As computers grow ever more powerful, we humans have to figure out where we still remain superior. Here’s one suggestion: Although the Internet is full of endless reams of data, it takes a human mind to suss through it all and determine what qualifies as interesting to other humans. Thus, we at ITworld present you with the following anecdotes about technology and the Internet, guaranteed to have been selected by the human hand and eye to pique your interest. Hopefully, robots won’t take this job for another few years.

A classic Hollywood film star and an avante-garde composer helped invent Wi-Fi

Hedy Lamarr is a famous beauty of classic Hollywood. She was also mathematically gifted and had learned a lot about weapons systems from her first husband, an arms manufacturer. She was friends with George Antheil, an avante-garde composer with similarly broad interests (he wrote a book on endocrinology). Together, during World War II, the two of them patented a technology that would allow radio signals to torpedos to hop from frequency to frequency and avoid being jammed. The Navy rejected it at the time, but took it up 20 years later during the Cuban Missile Crisis, and the patent figured into the development of numerous broadcast standards, including Wi-Fi.

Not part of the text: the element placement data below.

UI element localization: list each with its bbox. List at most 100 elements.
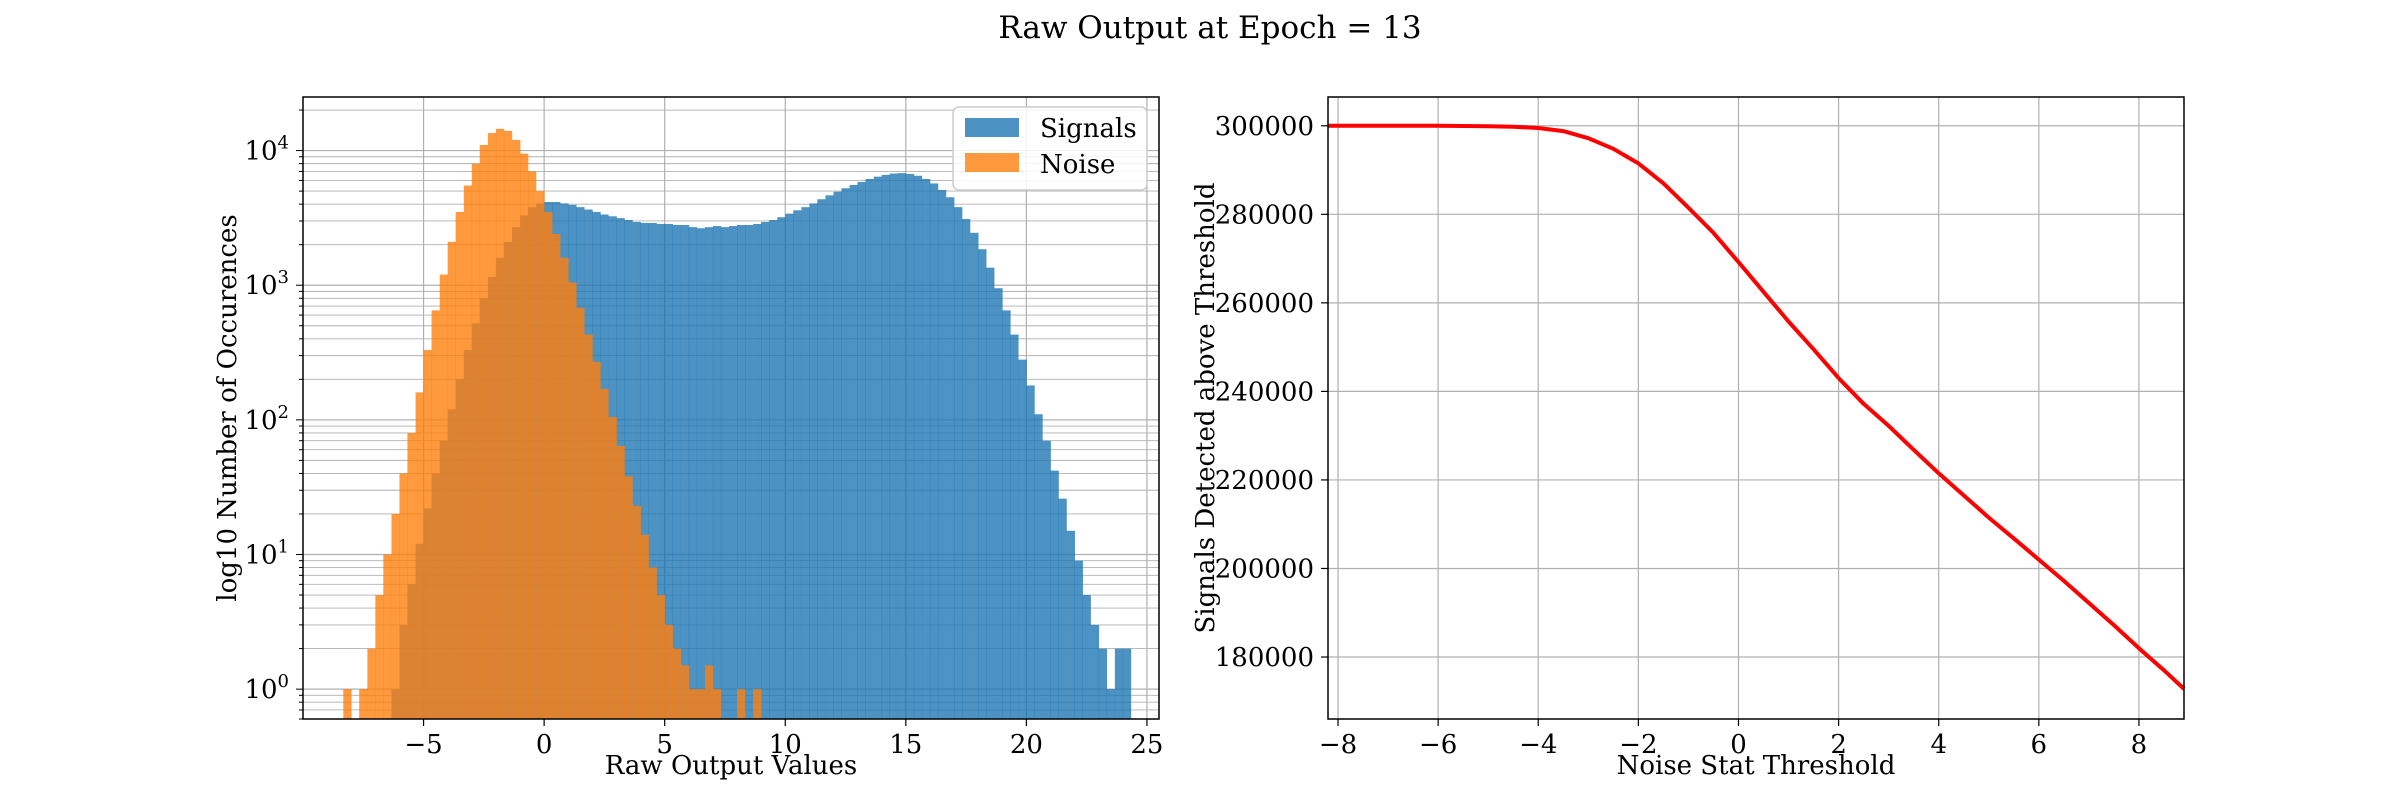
histogram-bar-noise (479, 145, 489, 719)
histogram-bar-signals (720, 227, 730, 720)
histogram-bar-signals (849, 185, 858, 719)
histogram-bar-noise (672, 648, 681, 719)
histogram-bar-signals (1098, 648, 1108, 719)
histogram-bar-signals (744, 225, 754, 719)
threshold-x-tick-label: −8 (1319, 730, 1357, 760)
threshold-y-tick-label: 220000 (1215, 466, 1314, 496)
histogram-bar-noise (584, 334, 593, 719)
histogram-bar-signals (785, 213, 794, 719)
histogram-bar-noise (664, 624, 674, 719)
threshold-x-tick-label: −4 (1519, 730, 1557, 760)
histogram-bar-signals (825, 195, 834, 720)
histogram-bar-noise (608, 417, 617, 719)
histogram-x-tick-label: −5 (404, 730, 442, 760)
histogram-bar-noise (576, 307, 585, 719)
histogram-bar-noise (447, 241, 457, 720)
legend-swatch-signals (965, 118, 1019, 137)
threshold-ticks: −8 −6 −4 −2 0 2 4 6 8 180000 200000 220000 240000 260… (1215, 112, 2147, 760)
histogram-x-tick-label: 5 (656, 730, 673, 760)
histogram-y-axis-label: log10 Number of Occurences (213, 214, 243, 601)
histogram-bar-noise (624, 476, 633, 719)
histogram-bar-noise (512, 139, 521, 719)
histogram-bar-signals (777, 217, 786, 720)
histogram-ticks: −5 0 5 10 15 20 25 100 101 102 103 104 (244, 109, 1163, 760)
histogram-bar-signals (961, 219, 971, 719)
histogram-bar-noise (632, 505, 641, 719)
histogram-bar-noise (463, 185, 473, 719)
histogram-bar-noise (495, 128, 505, 719)
histogram-x-tick-label: 0 (536, 730, 553, 760)
histogram-bar-noise (544, 211, 553, 719)
histogram-bar-noise (688, 689, 698, 719)
histogram-axes-frame (302, 96, 1160, 720)
histogram-x-tick-label: 10 (769, 730, 802, 760)
histogram-panel: −5 0 5 10 15 20 25 100 101 102 103 104 Raw Output V… (213, 96, 1163, 781)
histogram-bar-signals (857, 181, 866, 720)
histogram-y-tick-label: 101 (244, 536, 289, 570)
histogram-bar-signals (793, 210, 802, 719)
legend-label-signals: Signals (1040, 114, 1137, 144)
threshold-y-tick-label: 240000 (1215, 377, 1314, 407)
histogram-y-tick-label: 100 (244, 671, 289, 705)
histogram-bar-signals (913, 175, 923, 719)
histogram-bar-noise (487, 133, 497, 719)
threshold-axes-frame (1327, 96, 2185, 720)
histogram-bar-signals (1090, 624, 1100, 719)
threshold-y-axis-label: Signals Detected above Threshold (1191, 182, 1221, 633)
histogram-bar-noise (471, 163, 481, 719)
histogram-bar-signals (729, 226, 738, 719)
histogram-bar-signals (737, 225, 746, 719)
histogram-bar-signals (1066, 530, 1075, 719)
signals-detected-line (1328, 123, 2186, 691)
histogram-bar-noise (737, 689, 746, 719)
histogram-bar-noise (648, 567, 657, 719)
threshold-grid (1328, 97, 2184, 719)
threshold-y-tick-label: 280000 (1215, 200, 1314, 230)
histogram-x-tick-label: 15 (889, 730, 922, 760)
legend-swatch-noise (965, 153, 1019, 172)
histogram-bar-signals (809, 203, 818, 720)
histogram-bar-signals (632, 221, 641, 719)
histogram-bar-signals (648, 222, 657, 719)
histogram-bar-signals (801, 207, 810, 720)
histogram-bar-noise (391, 513, 400, 719)
histogram-bar-signals (841, 188, 850, 719)
histogram-bar-noise (656, 595, 666, 719)
histogram-bar-signals (994, 288, 1003, 719)
threshold-x-axis-label: Noise Stat Threshold (1617, 751, 1896, 781)
histogram-bar-noise (399, 473, 408, 719)
histogram-bar-signals (946, 197, 955, 719)
histogram-bar-noise (423, 350, 432, 719)
histogram-bar-signals (929, 183, 939, 720)
histogram-bar-signals (664, 223, 674, 719)
histogram-bar-noise (439, 274, 449, 719)
histogram-bar-signals (897, 173, 907, 720)
histogram-y-tick-label: 103 (244, 267, 289, 301)
histogram-bar-noise (503, 130, 513, 719)
histogram-x-axis-label: Raw Output Values (605, 751, 857, 781)
histogram-legend: Signals Noise (952, 106, 1148, 191)
histogram-bar-signals (712, 226, 722, 719)
threshold-x-tick-label: −6 (1419, 730, 1457, 760)
histogram-bar-signals (865, 179, 874, 719)
histogram-x-tick-label: 20 (1010, 730, 1043, 760)
histogram-bar-noise (375, 595, 384, 719)
histogram-bar-signals (704, 227, 714, 720)
histogram-bar-noise (616, 445, 625, 719)
histogram-bar-signals (753, 223, 762, 719)
histogram-bar-signals (1018, 359, 1027, 719)
histogram-bar-signals (624, 220, 633, 719)
histogram-bar-signals (889, 173, 898, 719)
histogram-bar-signals (680, 225, 690, 719)
histogram-bar-signals (921, 179, 931, 719)
histogram-bar-signals (954, 207, 963, 720)
histogram-bar-signals (1122, 648, 1132, 719)
histogram-bar-signals (1082, 595, 1091, 719)
threshold-x-tick-label: 6 (2031, 730, 2048, 760)
histogram-bar-signals (817, 199, 826, 719)
histogram-bar-noise (552, 234, 561, 720)
histogram-bar-signals (672, 225, 681, 719)
histogram-bar-noise (536, 191, 545, 720)
histogram-bar-signals (833, 191, 842, 719)
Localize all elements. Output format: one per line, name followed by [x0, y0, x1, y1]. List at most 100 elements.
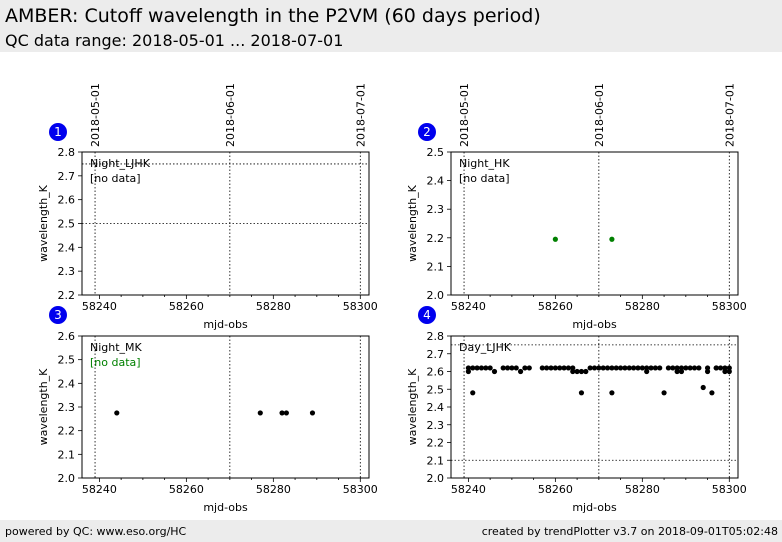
- y-tick-label: 2.4: [427, 175, 445, 188]
- data-point: [552, 365, 558, 371]
- data-point: [657, 365, 663, 371]
- x-axis-label: mjd-obs: [572, 318, 617, 331]
- page-header: AMBER: Cutoff wavelength in the P2VM (60…: [0, 0, 782, 52]
- y-tick-label: 2.0: [427, 472, 445, 485]
- data-point: [526, 365, 532, 371]
- data-point: [578, 368, 585, 375]
- data-point: [691, 365, 698, 371]
- y-tick-label: 2.0: [58, 472, 76, 485]
- data-point: [617, 365, 624, 371]
- date-label: 2018-05-01: [89, 83, 102, 147]
- data-point: [683, 365, 689, 371]
- no-data-note: [no data]: [90, 172, 141, 185]
- data-point: [726, 365, 732, 371]
- y-tick-label: 2.6: [427, 366, 445, 379]
- x-tick-label: 58300: [343, 300, 378, 313]
- y-tick-label: 2.7: [58, 170, 76, 183]
- y-tick-label: 2.2: [427, 232, 445, 245]
- x-tick-label: 58260: [538, 483, 573, 496]
- x-tick-label: 58260: [538, 300, 573, 313]
- y-tick-label: 2.4: [58, 377, 76, 390]
- data-point: [500, 365, 506, 371]
- y-tick-label: 2.6: [58, 194, 76, 207]
- x-tick-label: 58280: [625, 300, 660, 313]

A killer may have gone free because she used Firefox

The 2011 trial of of Casey Anthony was extremely high profile, and the police, as in virtually all murder cases, examined evidence on the computer Anthony shared with her parents, including its search history. But only after Anthony was acquitted did her defense attorney reveal that incriminating search terms involving poisoning and suffocation were present, but never brought up by prosecutors. It appears that prosecutors had carefully pored over the search history from Internet Explorer —but not from Firefox, Anthony’s preferred browser.

A programming error led to one of the largest losses of American lives in the Gulf War

One of the deadliest attacks on American soldiers during the 1991 Gulf War came when an Iraqi Scud missile hit a U.S. Army barracks near Dharan, Saudi Arabia, killing 28 people. The nearby Patriot missile battery failed to intercept the Scud, and it turns out that the Patriot had a software bug: one part of its internal calculations used a decimal representation of time, and one part used a binary representation. Since the error derived in part from the Patriot’s internal clock, itgot worse the longer the system went without a reboot — and during the war, the Patriots were always on alert and never rebooted. The missile that hit Dharan, it turns out, was the last one Iraq fired.

One of the first Computer Science Ph.D.’s was earned by a nun

Mary Kenneth Keller earned her place in computer science history. She helpeddevelop BASIC as a grad student, and received a Ph.D. from the Computer Sciences Department at the University of Wisconsin in June of 1965, which tied her for the first doctorate in computer science ever. Irving C. Tang received his D.Sc. at Washington University in St. Louis the same month, which means that, briefly, half of all holders of doctorates in computer science were female.

And, yes, to add the oddball twist to this story: Keller was a nun, a Sister of Charity of the Blessed Virgin Mary, an order dedicated to education. Keller went on to chair the Clarke College CS department for twenty years.